Unsupervised classification identifies coherent thermohaline structures
in the Weddell Gyre
Abstract
The Weddell Gyre is a dominant feature of the Southern Ocean and an
important component of the climate system; it regulates air-sea
exchanges, controls the formation of deep and bottom water, and hosts
upwelling of relatively warm subsurface waters. It is characterized by
extremely low sea surface temperatures, active sea ice formation, and
widespread salt stratification that stabilizes the water column.

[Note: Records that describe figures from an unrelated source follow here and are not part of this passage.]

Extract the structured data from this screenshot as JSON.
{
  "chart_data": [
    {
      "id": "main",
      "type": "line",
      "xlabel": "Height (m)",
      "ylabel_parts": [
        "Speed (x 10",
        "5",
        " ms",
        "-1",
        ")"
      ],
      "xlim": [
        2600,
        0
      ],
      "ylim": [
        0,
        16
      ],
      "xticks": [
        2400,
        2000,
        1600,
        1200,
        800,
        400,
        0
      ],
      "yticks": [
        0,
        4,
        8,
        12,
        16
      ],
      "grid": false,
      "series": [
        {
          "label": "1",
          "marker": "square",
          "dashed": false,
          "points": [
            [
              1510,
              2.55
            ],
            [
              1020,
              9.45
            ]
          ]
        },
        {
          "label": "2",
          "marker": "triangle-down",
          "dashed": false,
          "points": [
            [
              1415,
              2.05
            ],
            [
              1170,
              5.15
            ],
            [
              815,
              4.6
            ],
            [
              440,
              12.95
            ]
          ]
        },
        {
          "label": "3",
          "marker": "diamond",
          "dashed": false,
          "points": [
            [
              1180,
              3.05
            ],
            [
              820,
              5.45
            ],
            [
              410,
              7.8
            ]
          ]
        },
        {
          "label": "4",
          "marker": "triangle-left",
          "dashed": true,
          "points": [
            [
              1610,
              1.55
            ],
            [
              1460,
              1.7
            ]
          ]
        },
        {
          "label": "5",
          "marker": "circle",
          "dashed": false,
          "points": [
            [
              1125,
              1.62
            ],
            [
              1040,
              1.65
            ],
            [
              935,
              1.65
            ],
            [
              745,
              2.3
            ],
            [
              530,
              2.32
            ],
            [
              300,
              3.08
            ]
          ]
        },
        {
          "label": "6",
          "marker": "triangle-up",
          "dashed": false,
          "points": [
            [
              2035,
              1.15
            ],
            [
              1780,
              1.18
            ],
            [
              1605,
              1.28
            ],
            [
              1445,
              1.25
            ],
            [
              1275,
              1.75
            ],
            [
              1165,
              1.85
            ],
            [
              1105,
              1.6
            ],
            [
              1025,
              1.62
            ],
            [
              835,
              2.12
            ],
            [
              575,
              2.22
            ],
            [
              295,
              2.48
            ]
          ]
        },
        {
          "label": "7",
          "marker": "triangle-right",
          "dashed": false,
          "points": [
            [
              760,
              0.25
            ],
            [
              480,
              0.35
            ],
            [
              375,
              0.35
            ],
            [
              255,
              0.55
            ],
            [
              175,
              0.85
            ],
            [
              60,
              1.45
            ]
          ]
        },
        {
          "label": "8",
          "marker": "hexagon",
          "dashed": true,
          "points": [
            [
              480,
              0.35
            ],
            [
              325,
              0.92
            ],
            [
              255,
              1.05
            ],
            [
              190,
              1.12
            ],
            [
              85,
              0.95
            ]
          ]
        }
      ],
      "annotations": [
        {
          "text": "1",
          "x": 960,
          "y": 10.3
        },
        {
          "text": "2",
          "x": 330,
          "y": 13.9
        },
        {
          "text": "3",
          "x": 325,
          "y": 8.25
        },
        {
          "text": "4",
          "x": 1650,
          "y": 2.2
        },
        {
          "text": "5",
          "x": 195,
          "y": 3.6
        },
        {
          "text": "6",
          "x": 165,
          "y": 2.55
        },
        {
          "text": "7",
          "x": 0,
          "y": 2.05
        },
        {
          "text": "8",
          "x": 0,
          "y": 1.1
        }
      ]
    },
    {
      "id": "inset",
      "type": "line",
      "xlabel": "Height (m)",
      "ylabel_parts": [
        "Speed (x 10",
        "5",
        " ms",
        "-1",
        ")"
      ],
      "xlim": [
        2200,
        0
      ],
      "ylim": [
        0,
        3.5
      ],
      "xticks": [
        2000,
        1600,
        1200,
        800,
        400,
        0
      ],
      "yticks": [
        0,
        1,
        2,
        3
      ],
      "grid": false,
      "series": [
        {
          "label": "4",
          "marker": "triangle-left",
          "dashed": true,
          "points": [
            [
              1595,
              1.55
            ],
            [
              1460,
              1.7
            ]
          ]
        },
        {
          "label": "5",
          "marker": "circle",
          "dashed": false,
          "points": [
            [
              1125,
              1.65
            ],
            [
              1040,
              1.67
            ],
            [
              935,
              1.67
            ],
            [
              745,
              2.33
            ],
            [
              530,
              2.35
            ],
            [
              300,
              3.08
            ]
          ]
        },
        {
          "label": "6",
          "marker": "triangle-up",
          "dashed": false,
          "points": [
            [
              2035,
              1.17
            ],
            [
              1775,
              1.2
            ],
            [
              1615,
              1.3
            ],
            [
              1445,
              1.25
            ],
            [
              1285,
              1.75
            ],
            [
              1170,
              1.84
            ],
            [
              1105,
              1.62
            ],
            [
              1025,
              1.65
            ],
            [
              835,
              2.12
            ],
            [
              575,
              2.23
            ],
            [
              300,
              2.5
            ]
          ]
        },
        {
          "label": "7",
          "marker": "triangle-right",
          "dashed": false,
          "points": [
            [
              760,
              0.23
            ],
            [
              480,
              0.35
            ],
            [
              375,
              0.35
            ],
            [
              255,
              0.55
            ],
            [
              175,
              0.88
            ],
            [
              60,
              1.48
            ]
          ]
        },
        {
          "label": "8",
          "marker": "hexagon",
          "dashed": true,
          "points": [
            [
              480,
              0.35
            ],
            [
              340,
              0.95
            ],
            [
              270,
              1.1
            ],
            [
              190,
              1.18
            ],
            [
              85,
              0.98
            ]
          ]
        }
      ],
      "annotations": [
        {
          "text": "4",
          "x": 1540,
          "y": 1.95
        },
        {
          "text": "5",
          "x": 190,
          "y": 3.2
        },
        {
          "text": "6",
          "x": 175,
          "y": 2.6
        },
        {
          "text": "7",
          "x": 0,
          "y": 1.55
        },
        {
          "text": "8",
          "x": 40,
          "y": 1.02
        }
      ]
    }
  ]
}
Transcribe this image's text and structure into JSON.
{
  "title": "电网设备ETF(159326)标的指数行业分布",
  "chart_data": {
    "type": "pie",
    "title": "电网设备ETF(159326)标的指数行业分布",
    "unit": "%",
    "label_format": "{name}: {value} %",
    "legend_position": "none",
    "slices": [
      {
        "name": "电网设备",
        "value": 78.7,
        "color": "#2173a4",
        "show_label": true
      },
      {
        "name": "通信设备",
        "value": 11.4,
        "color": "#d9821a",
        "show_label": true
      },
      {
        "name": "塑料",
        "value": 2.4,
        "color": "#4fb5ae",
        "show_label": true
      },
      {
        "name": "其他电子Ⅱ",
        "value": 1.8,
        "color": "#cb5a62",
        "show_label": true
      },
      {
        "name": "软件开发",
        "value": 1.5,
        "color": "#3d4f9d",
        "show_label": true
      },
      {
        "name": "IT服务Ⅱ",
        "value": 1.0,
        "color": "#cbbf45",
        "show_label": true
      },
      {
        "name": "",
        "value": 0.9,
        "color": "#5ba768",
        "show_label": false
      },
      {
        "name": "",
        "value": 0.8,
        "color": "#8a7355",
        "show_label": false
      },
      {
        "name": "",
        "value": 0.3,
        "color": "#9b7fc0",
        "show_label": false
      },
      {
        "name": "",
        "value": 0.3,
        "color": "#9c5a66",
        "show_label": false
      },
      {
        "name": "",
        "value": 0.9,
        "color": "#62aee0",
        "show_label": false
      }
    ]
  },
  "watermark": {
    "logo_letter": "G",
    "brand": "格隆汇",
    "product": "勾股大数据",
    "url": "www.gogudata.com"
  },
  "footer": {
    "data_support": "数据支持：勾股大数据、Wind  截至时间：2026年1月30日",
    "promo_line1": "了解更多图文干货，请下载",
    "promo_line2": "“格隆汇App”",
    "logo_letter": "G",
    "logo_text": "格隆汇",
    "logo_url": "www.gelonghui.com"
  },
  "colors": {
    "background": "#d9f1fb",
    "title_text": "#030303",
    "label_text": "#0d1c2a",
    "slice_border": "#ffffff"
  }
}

Studying the Weddell Gyre is difficult, as it is extremely remote and
largely covered with sea ice; at present, it is one of the most
poorly-sampled regions of the global ocean, highlighting the need to
extract as much value as possible from existing observations. Thanks to
recent efforts of the EU SO-CHIC project, much of the existing Weddell
Gyre data, including ship-based CTD, seal tag, and Argo float profiles,
has been assembled into a coherent framework, enabling new comprehensive
studies. Here, we apply unsupervised classification techniques (e.g.
Gaussian Mixture Modeling) to the new comprehensive Weddell Gyre dataset
to look for coherent regimes in temperature and salinity. We find that,
despite not being given any latitude or longitude information,
unsupervised classification algorithms identify spatially coherent
thermohaline domains. The highlighted features include the Antarctic
Circumpolar Current, the central Weddell Gyre, and the Antarctic Slope
current; we also find potential signatures of the inflow of Weddell Deep
Water and export pathways of Antarctic Bottom Water. We show how varying
the statistical, machine learning derived representations of the data
can reveal different physical structures and circulation pathways that
are relevant to the delivery of relatively warm waters to the
higher-latitude seas and their associated ice shelves.